Ils permettent en effet de penser le malaise dans la civilisation – qui n’épargne pas les institutions dans lesquelles nous intervenons – et qui n’épargne pas non plus nos patients – aux prises avec des injonctions de plus en plus contradictoires, voire intenables.
Ces textes nous permettent également de mieux comprendre la méfiance – voir parfois le rejet – dont la psychanalyse fait régulièrement l’objet.

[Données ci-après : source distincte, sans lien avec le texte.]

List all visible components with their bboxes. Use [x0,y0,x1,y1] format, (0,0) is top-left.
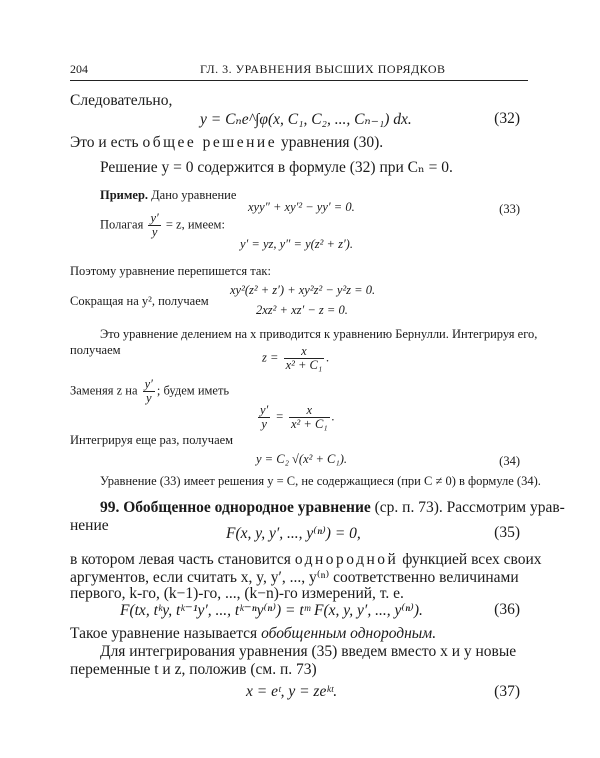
formula-37: x = eᵗ, y = zeᵏᵗ. [246,683,338,700]
equation-number-35: (35) [494,524,520,541]
text-line: Для интегрирования уравнения (35) введем вместо x и y новые [100,643,517,660]
formula-32: y = Cₙe^∫φ(x, C₁, C₂, ..., Cₙ₋₁) dx. [200,111,412,128]
fraction-numerator: x [289,404,330,418]
example-label: Пример. [100,188,149,202]
emphasis-spaced: общее решение [142,134,278,151]
text-line: нение [70,517,109,534]
text-fragment: Это и есть [70,134,143,151]
formula-36: F(tx, tᵏy, tᵏ⁻¹y′, ..., tᵏ⁻ⁿy⁽ⁿ⁾) = tᵐ F(x, y, y′, ..., y⁽ⁿ⁾). [120,602,423,619]
text-line: Это уравнение делением на x приводится к уравнению Бернулли. Интегрируя его, [100,327,538,341]
text-fragment: Такое уравнение называется [70,625,262,642]
text-fragment: Полагая [100,217,144,232]
header-rule [70,80,528,81]
fraction-denominator: x² + C₁ [290,417,328,432]
text-fragment: Дано уравнение [148,188,237,202]
text-line [70,134,383,152]
fraction-yprime-over-y: $\frac{y'}{y}$ [260,403,269,432]
text-fragment: уравнения (30). [277,134,384,151]
text-line: Сокращая на y², получаем [70,294,209,308]
section-heading [100,499,565,517]
equation-number-33: (33) [499,202,520,216]
formula-reduced: 2xz² + xz′ − z = 0. [256,303,348,317]
text-line [100,212,225,239]
emphasis-italic: обобщенным однородным. [261,625,437,642]
text-line: переменные t и z, положив (см. п. 73) [70,661,317,678]
fraction-numerator: x [284,345,325,359]
example-heading [100,188,236,203]
formula-z: z = $\frac{x}{\text{x² + C₁}}$ . [262,344,330,373]
section-title: 99. Обобщенное однородное уравнение [100,499,371,516]
equation-number-32: (32) [494,110,520,127]
page-number: 204 [70,62,88,76]
running-title: ГЛ. 3. УРАВНЕНИЯ ВЫСШИХ ПОРЯДКОВ [200,62,446,76]
text-fragment: функцией всех своих [398,551,542,568]
text-fragment: = z, имеем: [165,217,225,232]
text-line: первого, k-го, (k−1)-го, ..., (k−n)-го измерений, т. е. [70,585,404,602]
text-line [70,625,436,643]
text-line: Интегрируя еще раз, получаем [70,433,234,447]
text-line: получаем [70,343,121,357]
text-fragment: Заменяя z на [70,383,138,398]
formula-33: xyy″ + xy′² − yy′ = 0. [248,200,355,214]
equation-number-37: (37) [494,683,520,700]
text-line: Заменяя z на $\frac{y'}{y}$ ; будем иметь [70,377,230,406]
text-line: Поэтому уравнение перепишется так: [70,264,271,278]
equation-number-34: (34) [499,454,520,468]
emphasis-spaced: однородной [294,551,399,568]
formula-35: F(x, y, y′, ..., y⁽ⁿ⁾) = 0, [226,525,361,542]
fraction-yprime-over-y: $\frac{y'}{y}$ [150,211,159,240]
fraction-yprime-over-y: $\frac{y'}{y}$ [144,377,153,406]
text-line: Решение y = 0 содержится в формуле (32) при Cₙ = 0. [100,159,453,176]
text-line: аргументов, если считать x, y, y′, ..., y⁽ⁿ⁾ соответственно величинами [70,569,519,586]
formula-yprime: $\frac{y'}{y}$ = $\frac{x}{\text{x² + C₁}}$ . [260,403,335,432]
equation-number-36: (36) [494,601,520,618]
text-fragment: будем иметь [163,383,230,398]
text-fragment: z = [262,350,279,365]
text-fragment: в котором левая часть становится [70,551,295,568]
fraction-x-over-sum [289,404,330,431]
text-line: Следовательно, [70,92,173,109]
fraction-denominator: x² + C₁ [285,358,323,373]
text-line: Уравнение (33) имеет решения y = C, не содержащиеся (при C ≠ 0) в формуле (34). [100,474,541,488]
text-fragment: (ср. п. 73). Рассмотрим урав- [370,499,565,516]
fraction-z [284,345,325,372]
formula-derivatives: y′ = yz, y″ = y(z² + z′). [240,237,353,251]
text-line [70,551,542,569]
formula-rewrite: xy²(z² + z′) + xy²z² − y²z = 0. [230,283,376,297]
formula-34: y = C₂ √(x² + C₁). [256,452,348,466]
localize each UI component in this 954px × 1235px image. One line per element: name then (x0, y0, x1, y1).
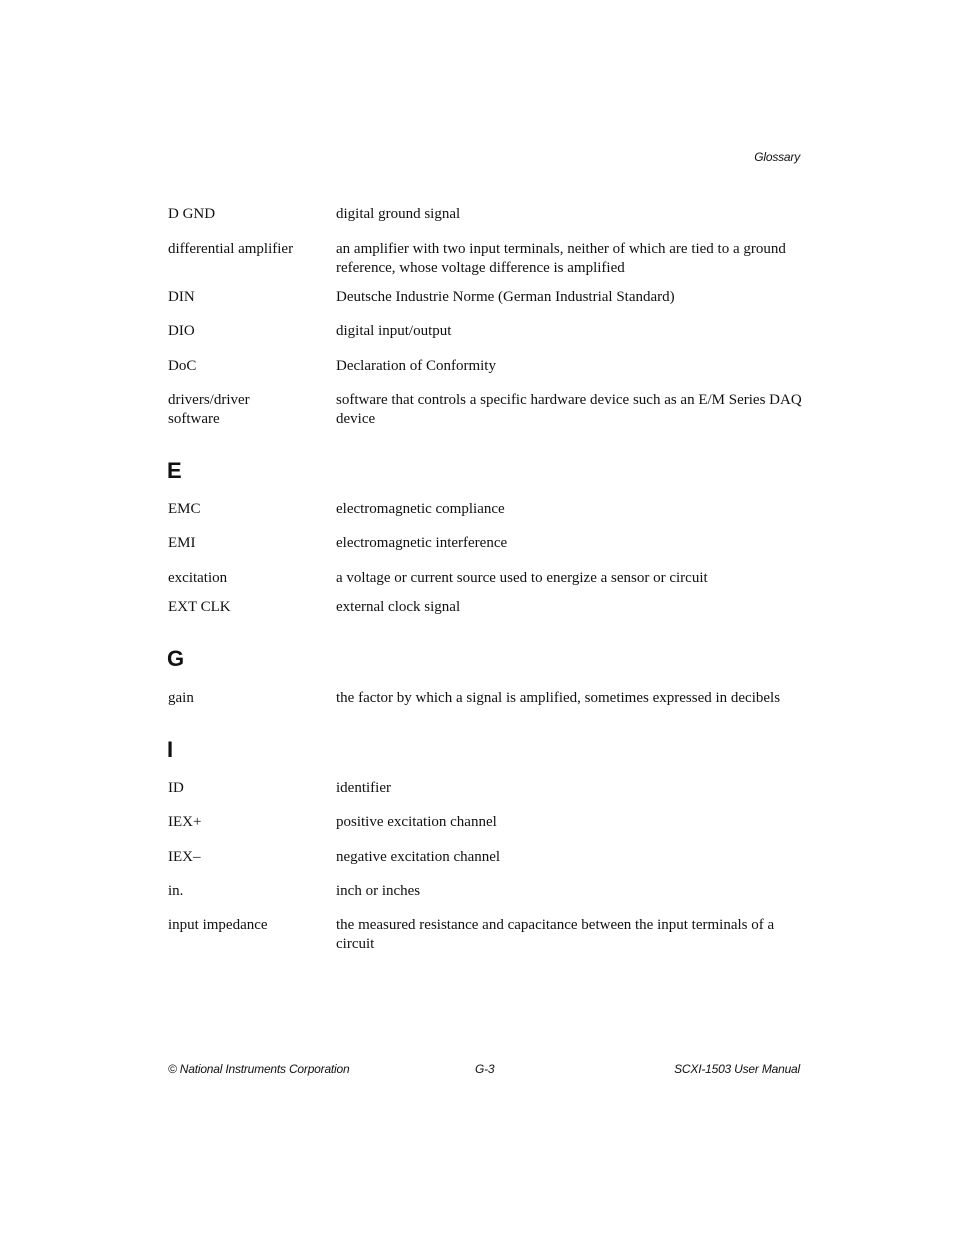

Pour comprendre ce rejet, relire « Résistances à la psychanalyse »[1], offre un point d’appui précieux. Dans ce très court et lumineux texte, publié en 1925, Freud s’interroge sur l’origine du dérangement que suscite la psychanalyse. Scepticisme, « résistance intense et opiniâtre »[2], sont le lot quotidien de Freud qui cherche à comprendre pourquoi la psychanalyse a été, dès le début, si mal accueillie. Puis, constate-t-il, « après dix années de silence, elle devint tout d’un coup d’un intérêt général et déchaîna une tempête de réfutation indignée »[3].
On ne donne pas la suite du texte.